Sözlü anlatımın çocuğun yaratıcılığını beslemede yazma kadar etkili olduğu bilinciyle konuşmayı teşvik eden: ardışık harflerle oyun, bana bir şey tanımla, resimden yaratılan öyküler, öyküler, şarkı, bizim grubun öyküsü, gizli dil gibi etkinlikler uygulanmaktadır.
Yaratıcılığa, yaratma açısından baktığımızda çocukların yeni buluşlar yapabileceği, yeni düşünceler ileri sürebileceği; sıra bizde oyunu, hopla zıpla atla, yerini al hazır başla, gel dans edelim, benim oyunum gibi çocuğun sürece katkı koyabileceği oyunlar oynanmaktadır.
Çocukların ritim ve uyak kullanarak şiirle dost olmalarını sağlayacak çalışmalara da yer verilmektedir. Tekerlemeler, parmak oyunları, kafiyeli kelimeler, basit şiirler, komik şiirler gibi genel başlıkları sıralayabiliriz.
Fotoğrafların yaratıcılığa katkısı oldukça önemlidir.
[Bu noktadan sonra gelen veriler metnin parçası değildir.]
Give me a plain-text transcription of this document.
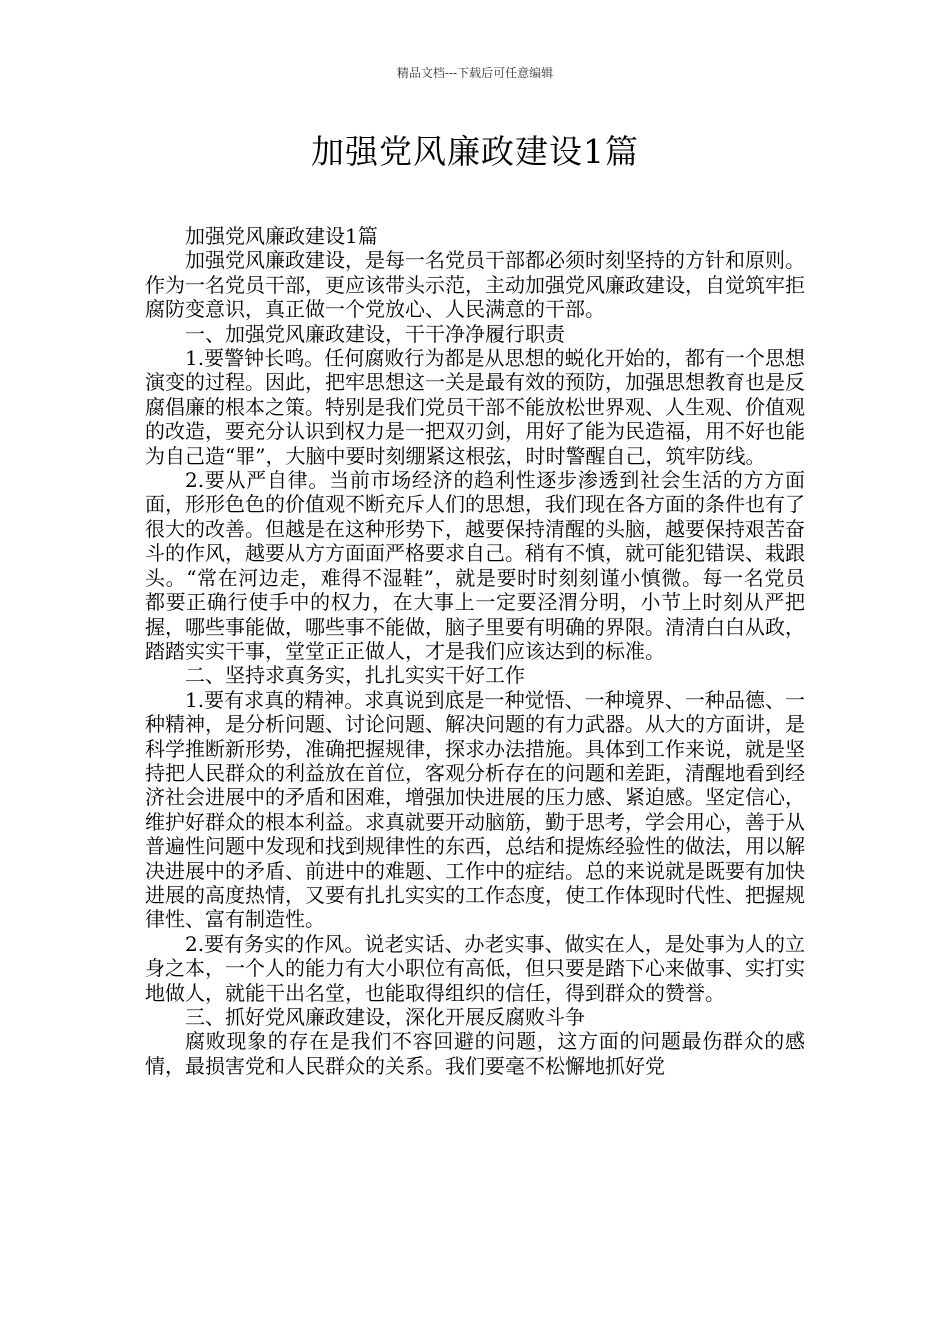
精品文档---下载后可任意编辑
加强党风廉政建设1篇

加强党风廉政建设1篇

加强党风廉政建设，是每一名党员干部都必须时刻坚持的方针和原则。作为一名党员干部，更应该带头示范，主动加强党风廉政建设，自觉筑牢拒腐防变意识，真正做一个党放心、人民满意的干部。

一、加强党风廉政建设，干干净净履行职责

1.要警钟长鸣。任何腐败行为都是从思想的蜕化开始的，都有一个思想演变的过程。因此，把牢思想这一关是最有效的预防，加强思想教育也是反腐倡廉的根本之策。特别是我们党员干部不能放松世界观、人生观、价值观的改造，要充分认识到权力是一把双刃剑，用好了能为民造福，用不好也能为自己造“罪”，大脑中要时刻绷紧这根弦，时时警醒自己，筑牢防线。

2.要从严自律。当前市场经济的趋利性逐步渗透到社会生活的方方面面，形形色色的价值观不断充斥人们的思想，我们现在各方面的条件也有了很大的改善。但越是在这种形势下，越要保持清醒的头脑，越要保持艰苦奋斗的作风，越要从方方面面严格要求自己。稍有不慎，就可能犯错误、栽跟头。“常在河边走，难得不湿鞋”，就是要时时刻刻谨小慎微。每一名党员都要正确行使手中的权力，在大事上一定要泾渭分明，小节上时刻从严把握，哪些事能做，哪些事不能做，脑子里要有明确的界限。清清白白从政，踏踏实实干事，堂堂正正做人，才是我们应该达到的标准。

二、坚持求真务实，扎扎实实干好工作

1.要有求真的精神。求真说到底是一种觉悟、一种境界、一种品德、一种精神，是分析问题、讨论问题、解决问题的有力武器。从大的方面讲，是科学推断新形势，准确把握规律，探求办法措施。具体到工作来说，就是坚持把人民群众的利益放在首位，客观分析存在的问题和差距，清醒地看到经济社会进展中的矛盾和困难，增强加快进展的压力感、紧迫感。坚定信心，维护好群众的根本利益。求真就要开动脑筋，勤于思考，学会用心，善于从普遍性问题中发现和找到规律性的东西，总结和提炼经验性的做法，用以解决进展中的矛盾、前进中的难题、工作中的症结。总的来说就是既要有加快进展的高度热情，又要有扎扎实实的工作态度，使工作体现时代性、把握规律性、富有制造性。

2.要有务实的作风。说老实话、办老实事、做实在人，是处事为人的立身之本，一个人的能力有大小职位有高低，但只要是踏下心来做事、实打实地做人，就能干出名堂，也能取得组织的信任，得到群众的赞誉。

三、抓好党风廉政建设，深化开展反腐败斗争

腐败现象的存在是我们不容回避的问题，这方面的问题最伤群众的感情，最损害党和人民群众的关系。我们要毫不松懈地抓好党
Çocukların bu alandaki yaratıcılıklarını etkileyebilecek konuşan fotoğraflar, farklı bir yaratık, resimli sözlük, resimli aile tarihi gibi proje çalışmalarına yer verilmektedir.
Çocukların düşünme gücünü geliştiren, düşünce ve hayal gücünü zorlayacak sorularla program zenginleştirilmiştir.
Genel amacımız, çocuklarımızın yaratıcılıklarını geliştirmelerine katkıda bulunmaktır.
EBEVEYN OLARAK YAPABİLECEKLERİNİZ
• Müzik dinleyin.
• Konserlere gidin.
• Müze gezin.
• Müzelerdeki ya da yaşına uygun farklı yerlerdeki atölye çalışmalarına katılması yönünde teşvik edin.
• Resim sergilerini gezin.
• Tiyatroya gidin.
• Kitapçılara gidin, onu çocuk kitap bölümünde kitaplara bakması için teşvik edin hatta, örnek olun.
• Evde resim yapabileceği malzemeleri bulundurun. Ev içinde değişik sanat uygulamalarını ailece yapın.
• Televizyondan da olsa dans ve buz pateni gösterilerini izlemeyi hayatınıza katın.
• Kışın havanın soğuk olması nedeniyle çoğu ailenin kapalı alış veriş merkezlerini gezi yeri olarak kullandığını biliyoruz. Oradaki canlı müzik performanslarını ve galerileri gezerek onun erken yaşlarda sanatla iç içe olmasını sağlayın.
• Basit ama işlevsel müzik aletlerini tecrübe etmesine imkân tanıyın.
• Zaman sorunu yaşıyorsanız tatillerde sanatı hayatınıza katmayı hiç ihmal etmeyin.
Kolay gelsin… Yaratmanın zevkine vararak iyi günler yaşamanızı diliyorum.
Elçin TOKER
Uzman Çocuk Gelişimi ve Eğitimcisi

Hiç yorum yok:

Yorum Gönder

Related Posts Plugin for WordPress, Blogger...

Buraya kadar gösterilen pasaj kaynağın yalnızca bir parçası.